Un appartement du palais de Stockholm. Au fond, une porte qui, en s'ouvrant laisse découvrir la mer.

                              SCENE PREMIERE
Monaldeschi, Sentinelli, Guême, Pimentel, Fleming, Magnus de la Gardie, le baron de Steinberg, Steinberg, Descartes ; puis Christine, le page ; courtisans.

                              Le baron de Steinberg, faisant ranger les courtisans, qui se pressent en foule à l'entrée de l'appartement de la reine.
La reine va venir, et l'étiquette exige
Que vous vous écartiez. – Ecartez-vous, vous dis-je ?

                              Deux pages, entrant, se rangent de chaque côté de la porte.
La reine !


                              Fleming, s'avançant au-devant de Christine, qui entre avec Ebba.
Oh ! Majesté, que d'éternels regrets...

                              Christine, continuant la conversation commencée sur les vaisseaux.
Je disais donc, monsieur, que les vaisseaux anglais,
Bien plus que nos vaisseaux, mettent au vent leurs voiles,
Et sur l'eau portent moins de bois et plus de toiles.

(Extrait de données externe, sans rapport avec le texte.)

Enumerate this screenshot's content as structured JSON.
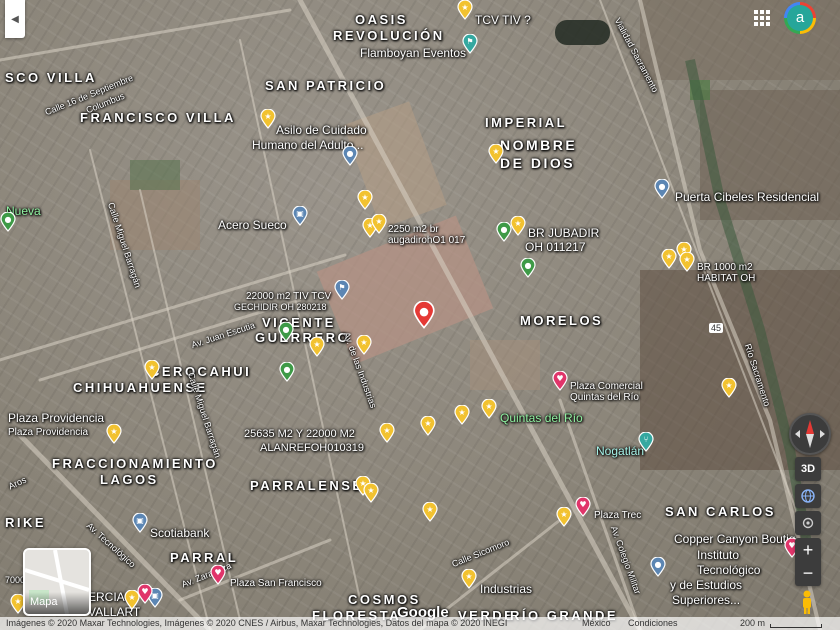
{
  "map": {
    "type": "satellite",
    "style": "aerial"
  },
  "neighborhoods": {
    "oasis": "OASIS",
    "revolucion": "REVOLUCIÓN",
    "sco_villa": "SCO VILLA",
    "francisco_villa": "FRANCISCO VILLA",
    "san_patricio": "SAN PATRICIO",
    "imperial": "IMPERIAL",
    "nombre": "NOMBRE",
    "de_dios": "DE DIOS",
    "morelos": "MORELOS",
    "vicente": "VICENTE",
    "guerrero": "GUERRERO",
    "cerocahui": "CEROCAHUI",
    "chihuahuense": "CHIHUAHUENSE",
    "fraccionamiento": "FRACCIONAMIENTO",
    "lagos": "LAGOS",
    "parralense": "PARRALENSE",
    "san_carlos": "SAN CARLOS",
    "parral": "PARRAL",
    "rike": "RIKE",
    "cosmos": "COSMOS",
    "floresta": "FLORESTA",
    "verde": "VERDE",
    "rio_grande": "RÍO GRANDE"
  },
  "pois": {
    "tcv": "TCV TIV ?",
    "flamboyan": "Flamboyan Eventos",
    "asilo_1": "Asilo de Cuidado",
    "asilo_2": "Humano del Adulto...",
    "acero": "Acero Sueco",
    "m2250_1": "2250 m2 br",
    "m2250_2": "augadirohO1 017",
    "br_jubadir_1": "BR JUBADIR",
    "br_jubadir_2": "OH 011217",
    "puerta": "Puerta Cibeles Residencial",
    "br1000_1": "BR 1000 m2",
    "br1000_2": "HABITAT OH",
    "m22000_1": "22000 m2 TIV TCV",
    "m22000_2": "GECHIDIR OH 280218",
    "plaza_comercial_1": "Plaza Comercial",
    "plaza_comercial_2": "Quintas del Río",
    "quintas": "Quintas del Río",
    "plaza_providencia_1": "Plaza Providencia",
    "plaza_providencia_2": "Plaza Providencia",
    "m25635_1": "25635 M2  Y 22000 M2",
    "m25635_2": "ALANREFOH010319",
    "nogatlan": "Nogatlán",
    "plaza_trec": "Plaza Trec",
    "scotiabank": "Scotiabank",
    "copper": "Copper Canyon Boutiq",
    "instituto_1": "Instituto",
    "instituto_2": "Tecnológico",
    "instituto_3": "y de Estudios",
    "instituto_4": "Superiores...",
    "plaza_sf": "Plaza San Francisco",
    "industrias": "Industrias",
    "nueva": "Nueva",
    "vallart": "VALLART",
    "ercial": "ERCIAL"
  },
  "streets": {
    "calle16": "Calle 16 de Septiembre",
    "columbus": "Columbus",
    "miguel_barragan": "Calle Miguel Barragán",
    "juan_escutia": "Av. Juan Escutia",
    "industrias_av": "Av. de las Industrias",
    "miguel_barragan2": "Calle Miguel Barragán",
    "tecnologico": "Av. Tecnológico",
    "zaragoza": "Av. Zaragoza",
    "sicomoro": "Calle Sicomoro",
    "colegio_militar": "Av. Colegio Militar",
    "vialidad": "Vialidad Sacramento",
    "rio_sacramento": "Río Sacramento",
    "aros": "Aros",
    "route45": "45",
    "hundred": "7000"
  },
  "ui": {
    "account_initial": "a",
    "btn_3d": "3D",
    "zoom_in": "+",
    "zoom_out": "−",
    "minimap_label": "Mapa",
    "google": "Google"
  },
  "footer": {
    "attribution": "Imágenes © 2020 Maxar Technologies, Imágenes © 2020 CNES / Airbus, Maxar Technologies, Datos del mapa © 2020 INEGI",
    "country": "México",
    "conditions": "Condiciones",
    "scale": "200 m"
  },
  "colors": {
    "yellow_pin": "#f2c230",
    "blue_pin": "#5c86b3",
    "green_pin": "#3e9a47",
    "pink_pin": "#e0356a",
    "red_pin": "#e53935",
    "teal_pin": "#35a8a0"
  }
}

                              Le page, entrant pâle, et fendant la foule.
Monaldeschi !

                              Descartes, à demi-voix.
          Sauvé.

                              Le page.
                    Mais où donc est-il ?


                              Descartes, lui montrant le marquis.
                                                  Là.

                              Le page, courant à Monaldeschi.
Marquis !...

                              Monaldeschi, tressaillant.
Que faites-vous ? Vous me perdez, Paula.
Pourquoi venir ici ?...

                              Paula.
                    Monseigneur !

                              Christine, se retournant.
                                        Quel tapage !...
Je ne vous savais pas, marquis, ce jeune page ;
Par un roi cependant il serait avoué...

                              Monaldeschi, passant devant Paula.
C'est un jeune Romain qui m'est tout dévoué,
Et qui, voyant en moi son seul appui sur terre,
N'a pas su contenir sa joie involontaire
Grâce...

                              Christine.
          Mais vous prenez un inutile soin.
Grâce pour lui, marquis ? Il n'en est pas besoin.
Parmi vous serviteurs j'aime à voir qu'on vous aime.
Pour vous comme pour moi, le danger fut extrême :
Heureusement qu'à moi vous avez eu recours,
Et n'avez point lâché ma robe de velours ;
Vous saviez que jamais ne se noie une reine...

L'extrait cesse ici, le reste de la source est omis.